PART 1: 2d Tiles
When designing my base 2d tile I ended up deciding to go with a sin/cos wave function design. One edge set is cosine, the other is sine. I played around with amplitude, frequency, etc. until I was able to get waves that I liked and also didn’t overlap. For the second 2d tiling I ended up going with a triangular tiling. I wasn’t able to figure out how to modify the example code to generate this kind of tiling, so I ended up starting from scratch and creating the tiling on my own. One challenge I faced was that I realized I couldn’t make the edges anything other than flat since the triangles tile in an right-side-up/upside-down fashion, meaning every side is adjacent to itself on the neighboring tile. In retrospect I realize I could get around this by having two different tiles that are able to be connected. Below are images of the tilings:
GrassHopper code:
PART 2: 3d Printed Tiles
For my 3d design I ended up going with a z axis shape that extrudes the base tile, and then after a certain point in z, it begins scaling the tile down until it reaches a small point. I accidentally messed up and made the z point where the extrusion ends higher than the z point where the scaling begins. However, this created a cool concave effect that I really liked, so I decided to leave it in. Below are images from rhino:
Images of the finished prints:
Grasshopper code:
PART 3: Surface Morph
I chose to stick with my same cos/sin wave function tiles for the surface morph. For the surface itself, I originally wanted to use one of the models I made for assignment 5. However, I quickly figured out that the surface morph function does not work for solids. Since all my models were several surfaces joined together I wasn’t able to pipe a single surface into the function that created the shape I wanted. I ended up generating my own vessel to wrap my tiling. Below are the images from rhino:
Base 3d tiling
Grasshopper code:
Code zip file:
Hello Samuel,
I don’t know if the expectation for making the triangular or hexagonal tiling was to create the regular tiling, but do note that your implementation for the triangles doesn’t satisfy the regular 6,6,6,6,6,6 tiling (a set of 6 connected triangles should form a hexagon). Try mirroring the triangles on the x-axis or rotating them 180 degrees when the row alternates.

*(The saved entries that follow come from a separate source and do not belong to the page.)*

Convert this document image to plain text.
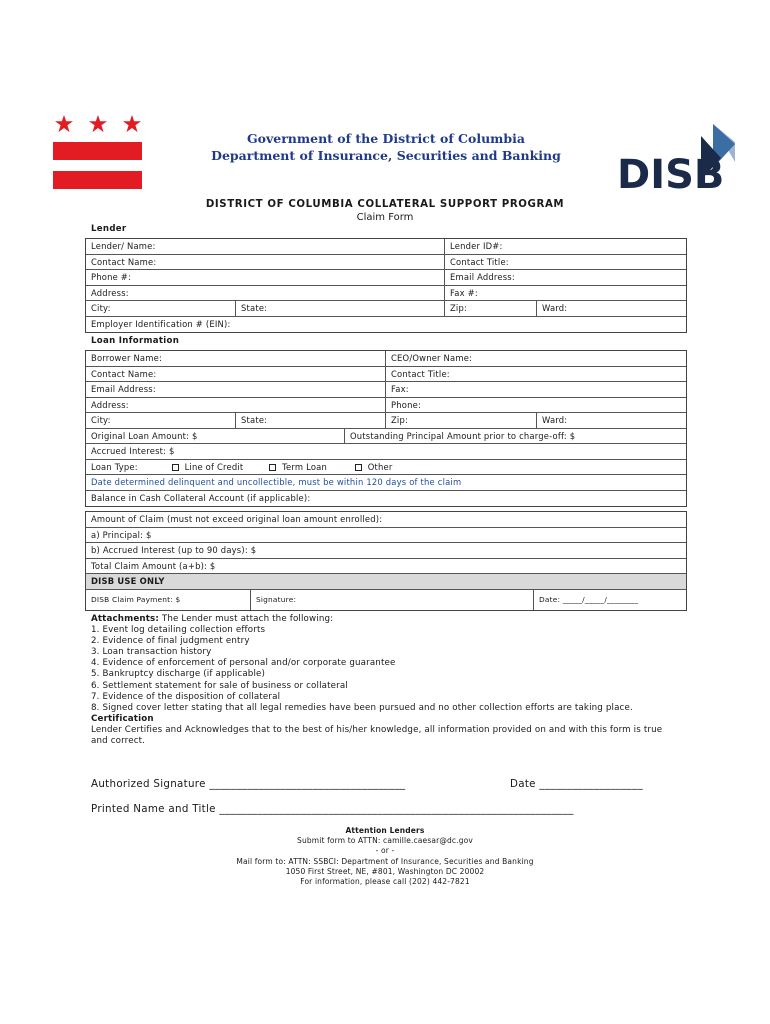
Government of the District of Columbia
Department of Insurance, Securities and Banking	DISB
DISTRICT OF COLUMBIA COLLATERAL SUPPORT PROGRAM
Claim Form
Lender
Lender/ Name:	Lender ID#:
Contact Name:	Contact Title:
Phone #:	Email Address:
Address:	Fax #:
City:	State:	Zip:	Ward:
Employer Identification # (EIN):
Loan Information
Borrower Name:	CEO/Owner Name:
Contact Name:	Contact Title:
Email Address:	Fax:
Address:	Phone:
City:	State:	Zip:	Ward:
Original Loan Amount: $	Outstanding Principal Amount prior to charge-off: $
Accrued Interest: $
Loan Type:	Line of Credit	Term Loan	Other
Date determined delinquent and uncollectible, must be within 120 days of the claim
Balance in Cash Collateral Account (if applicable):
Amount of Claim (must not exceed original loan amount enrolled):
a) Principal: $
b) Accrued Interest (up to 90 days): $
Total Claim Amount (a+b): $
DISB USE ONLY
DISB Claim Payment: $	Signature:	Date: _____/_____/________
Attachments: The Lender must attach the following:
1. Event log detailing collection efforts
2. Evidence of final judgment entry
3. Loan transaction history
4. Evidence of enforcement of personal and/or corporate guarantee
5. Bankruptcy discharge (if applicable)
6. Settlement statement for sale of business or collateral
7. Evidence of the disposition of collateral
8. Signed cover letter stating that all legal remedies have been pursued and no other collection efforts are taking place.
Certification
Lender Certifies and Acknowledges that to the best of his/her knowledge, all information provided on and with this form is true and correct.
Authorized Signature ____________________________________	Date ___________________
Printed Name and Title _________________________________________________________________
Attention Lenders
Submit form to ATTN: camille.caesar@dc.gov
- or -
Mail form to: ATTN: SSBCI: Department of Insurance, Securities and Banking
1050 First Street, NE, #801, Washington DC 20002
For information, please call (202) 442-7821
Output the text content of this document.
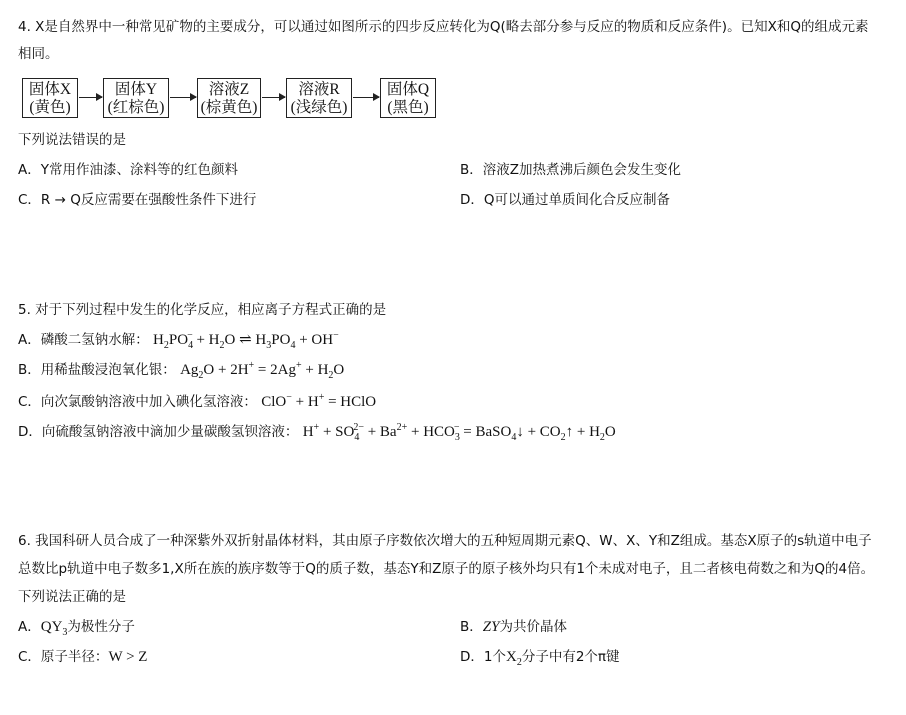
4. X是自然界中一种常见矿物的主要成分，可以通过如图所示的四步反应转化为Q(略去部分参与反应的物质和反应条件)。已知X和Q的组成元素
相同。
固体X
(黄色)
固体Y
(红棕色)
溶液Z
(棕黄色)
溶液R
(浅绿色)
固体Q
(黑色)
下列说法错误的是
A．Y常用作油漆、涂料等的红色颜料	B．溶液Z加热煮沸后颜色会发生变化
C．R → Q反应需要在强酸性条件下进行	D．Q可以通过单质间化合反应制备
5. 对于下列过程中发生的化学反应，相应离子方程式正确的是
A．磷酸二氢钠水解： $H_2PO_4^- + H_2O$ ⇌ $H_3PO_4 + OH^-$
B．用稀盐酸浸泡氧化银： $Ag_2O + 2H^+ = 2Ag^+ + H_2O$
C．向次氯酸钠溶液中加入碘化氢溶液： ClO− + H+ = HClO
D．向硫酸氢钠溶液中滴加少量碳酸氢钡溶液： $H^+ + SO_4^{2-} + Ba^{2+} + HCO_3^-$ = BaSO$_4$↓ + $CO_2↑ + H_2O$
6. 我国科研人员合成了一种深紫外双折射晶体材料，其由原子序数依次增大的五种短周期元素Q、W、X、Y和Z组成。基态X原子的s轨道中电子
总数比p轨道中电子数多1,X所在族的族序数等于Q的质子数，基态Y和Z原子的原子核外均只有1个未成对电子，且二者核电荷数之和为Q的4倍。
下列说法正确的是
A．$QY_3$为极性分子	B．ZY为共价晶体
C．原子半径：W > Z	D．1个$X_2$分子中有2个π键
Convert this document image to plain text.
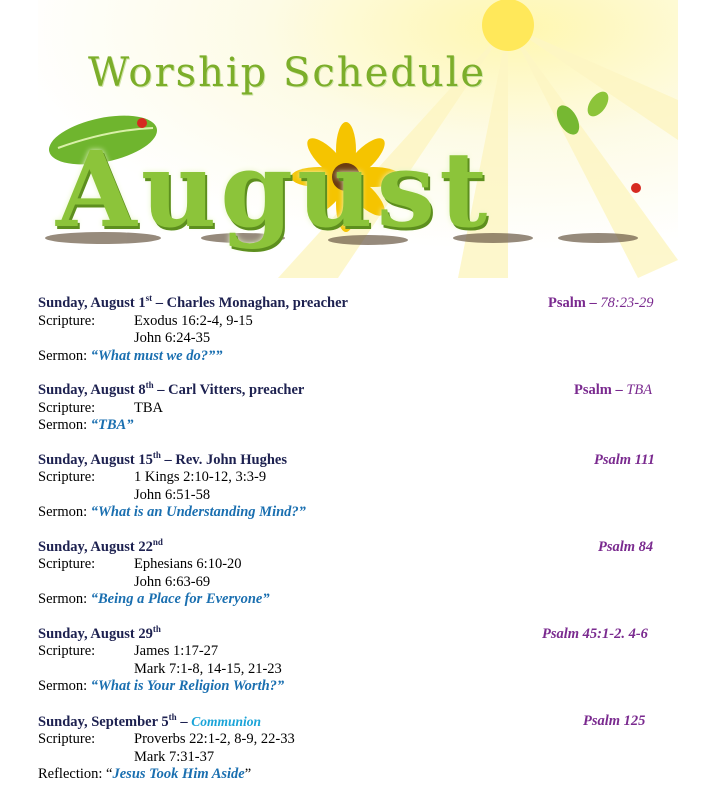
Worship Schedule
August
Sunday, August 1st – Charles Monaghan, preacher	Psalm – 78:23-29
Scripture:	Exodus 16:2-4, 9-15
John 6:24-35
Sermon: “What must we do?””
Sunday, August 8th – Carl Vitters, preacher	Psalm – TBA
Scripture:	TBA
Sermon: “TBA”
Sunday, August 15th – Rev. John Hughes	Psalm 111
Scripture:	1 Kings 2:10-12, 3:3-9
John 6:51-58
Sermon: “What is an Understanding Mind?”
Sunday, August 22nd	Psalm 84
Scripture:	Ephesians 6:10-20
John 6:63-69
Sermon: “Being a Place for Everyone”
Sunday, August 29th	Psalm 45:1-2. 4-6
Scripture:	James 1:17-27
Mark 7:1-8, 14-15, 21-23
Sermon: “What is Your Religion Worth?”
Sunday, September 5th – Communion	Psalm 125
Scripture:	Proverbs 22:1-2, 8-9, 22-33
Mark 7:31-37
Reflection: “Jesus Took Him Aside”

Your 3D tiling is neat, it almost looks like someone is pinching the center of a cloth.
Hi Samuel,
I like your sin/cosine curves, its a really fun and interesting design that reminds me of dyed raviolis. I liked that you also printed out multiple colors to make a cool grid design instead of just having the base color. I find it fascinating how most mistakes that come from these projects end up being ideas that we stick with and end up using as our final forms. Playing with the software really opens up the opportunities for new designs.

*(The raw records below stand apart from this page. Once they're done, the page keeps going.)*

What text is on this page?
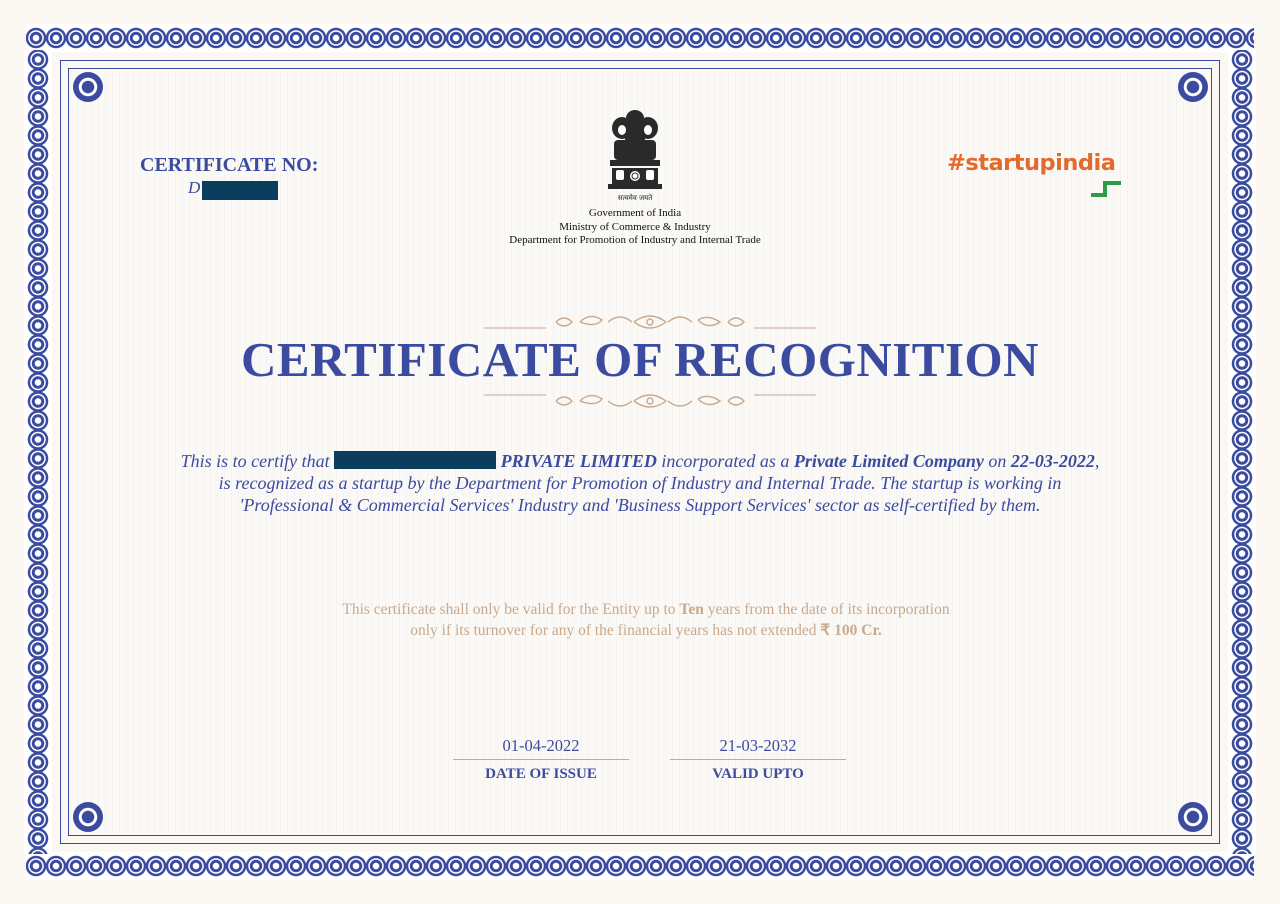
CERTIFICATE NO:
D
सत्यमेव जयते
Government of India
Ministry of Commerce & Industry
Department for Promotion of Industry and Internal Trade
#startupindia
CERTIFICATE OF RECOGNITION
This is to certify that	PRIVATE LIMITED incorporated as a Private Limited Company on 22-03-2022,
is recognized as a startup by the Department for Promotion of Industry and Internal Trade. The startup is working in
'Professional & Commercial Services' Industry and 'Business Support Services' sector as self-certified by them.
This certificate shall only be valid for the Entity up to Ten years from the date of its incorporation
only if its turnover for any of the financial years has not extended ₹ 100 Cr.
01-04-2022
DATE OF ISSUE
21-03-2032
VALID UPTO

I think your final 3D print is also cool it reminds me of a flattened pumpkin top that has been left outside by an unbeknownst homeowner.
I agree, a lot of the most interesting features of my projects have come from accidents or mistakes I made when playing around with the design software. On one hand, this means I don’t get a result that is exactly what I was envisioning, but on the other the final product is really cool.
Hey Samuel,
Great work on this project. I really love the way that your prints came out. I also agree that this accidental concave you made the prints look extremely cool as well. Do you recommend anything for creating solid prints like yours and having them connect to each other so cleanly?
Great work!
Ian
I extruded my 2d tile up for a little bit before starting the “interesting” part of the z axis. That way they would have a flat connection surface and the rest wouldn’t affect the tiling.